Bahah remained in limbo for nearly a year as he awaited the outcome of his appeals against deportation. The words of Munawar describe what Talavera, Núñez-Mchiri, and Heyman call ‘the presence of deportability’ in the everyday lives of ‘undocumented’ individuals. Reflecting on the ways that vulnerability to expulsion shapes social organisation at the personal level, it is evident that Munawar’s postponing of marriage and pregnancy—and potentially also of physical intimacy—is one interpretation of the ‘presence of deportability’. [8] Among other aspects, Munawar’s written appeals to the government reveal a belief that the outcome of her fiancé’s migration and settlement in Palestine was one of an innermost understanding of destiny in that it led to her own engagement and wished-for future family. Munawar did receive replies to her pleading letters: the administration responded each time to affirm the deportation would proceed. She continued to write them undeterred, sometimes daily, through Christmas of 1944 and New Year 1945. It took until July 1945 and an intervention by the Colonial Office in London for Bahah to be granted an immigration certificate and permitted to remain domiciled in Jaffa. For Bahah and for Reuben and Rahil, whose close family narrated parts of their respective deportation experiences, the temporality of deportability manifested in the personal lives of each individual. To fully understand the social consequences of deportability for precarious migrants, attention can be paid to ways their voices might be filtered through the experiences of their loved ones. This reading of history is not meant to dismiss deportees who left few archival traces, but rather to embrace the ways in which the intimate lived experience of deportation can be found in the narration of the subjectivities of their spouses and children.

Lauren Banko is a lecturer in Middle Eastern History in the Economic and Social History subject area at the University of Glasgow. From late 2022 to late 2025, she will be a Wellcome Trust Research Fellow in the Department of History and the Humanitarian and Conflict Response Institute at the University of Manchester. Recently, she was a research associate on the AHRC-funded project, Reckoning with Refugeedom: Refugee Voices in Modern History, at the University of Manchester. Lauren holds a PhD from SOAS, London. She works on borders, mobility control, migration, and displacement in the modern Middle East and in particular, pre-1948 Palestine. Her second monograph project, Subverting the Documentary Regime: Licit and Illicit Mobility along the Borders of Palestine, 1920-1950, is currently in preparation.

 

References

[1] A. Goodman, The Deportation Machine: America’s long history of expelling immigrants (Princeton, 2020), 7.

[2] C. Coleborne, ‘Families, Patients and Emotions: Asylums for the Insane in Colonial Australia and New Zealand, c. 1880-1910’, Social History of Medicine, 19, 3 (2006), 427.

[3] N. De Genova, ‘Deportation’, in H. Callan (ed), The International Encyclopedia of Anthropology (West Sussex, 2018).

[4] H. Drotbohm and I. Hasselberg, ‘Deportation, Anxiety, Justice: New Ethnographic Perspectives’, Journal of Ethnic and Migration Studies, 41, 4 (2015), 551.
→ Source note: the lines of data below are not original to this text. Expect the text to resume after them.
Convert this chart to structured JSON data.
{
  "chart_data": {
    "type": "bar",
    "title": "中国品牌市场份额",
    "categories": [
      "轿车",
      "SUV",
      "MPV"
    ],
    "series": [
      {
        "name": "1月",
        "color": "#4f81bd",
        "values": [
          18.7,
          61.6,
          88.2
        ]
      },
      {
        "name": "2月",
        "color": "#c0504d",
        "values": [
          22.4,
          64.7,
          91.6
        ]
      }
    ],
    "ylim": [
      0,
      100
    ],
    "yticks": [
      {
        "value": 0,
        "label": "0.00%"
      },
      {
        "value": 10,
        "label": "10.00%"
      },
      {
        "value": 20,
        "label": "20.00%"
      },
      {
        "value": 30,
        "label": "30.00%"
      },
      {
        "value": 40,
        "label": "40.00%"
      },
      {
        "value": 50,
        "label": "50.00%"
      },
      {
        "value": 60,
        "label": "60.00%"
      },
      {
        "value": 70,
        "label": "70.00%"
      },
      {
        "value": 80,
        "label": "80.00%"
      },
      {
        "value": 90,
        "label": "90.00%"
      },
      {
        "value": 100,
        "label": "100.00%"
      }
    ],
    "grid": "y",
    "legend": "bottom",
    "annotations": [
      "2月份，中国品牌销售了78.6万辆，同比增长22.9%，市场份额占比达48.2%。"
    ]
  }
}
[5] Israel State Archives, Chief Secretary’s Office (CSO) File 4346/80: Appeal against proposed deportation from Pal of Mr. Reuben ben Asher Mizrahi and his wife Rahil.

[6] N. Durbach, ‘Private Lives, Public Records: Illegitimacy and the Birth Certificate in Twentieth-Century Britain’, Twentieth Century British History, 25, 2 (2014), 305-326.

[7] CSO File 256/27: Deportation of Bahah El Deen El Sahlabi.

[8] V. Talavera, G. Gina Núñez-Mchiri, and J. Heyman, ‘Deportation in the US-Mexico Borderlands,’ in N. De Genova and N. Peutz (eds), The Deportation Regime: Sovereignty, Space, and the Freedom of Movement (Durham, NC, 2010), 167.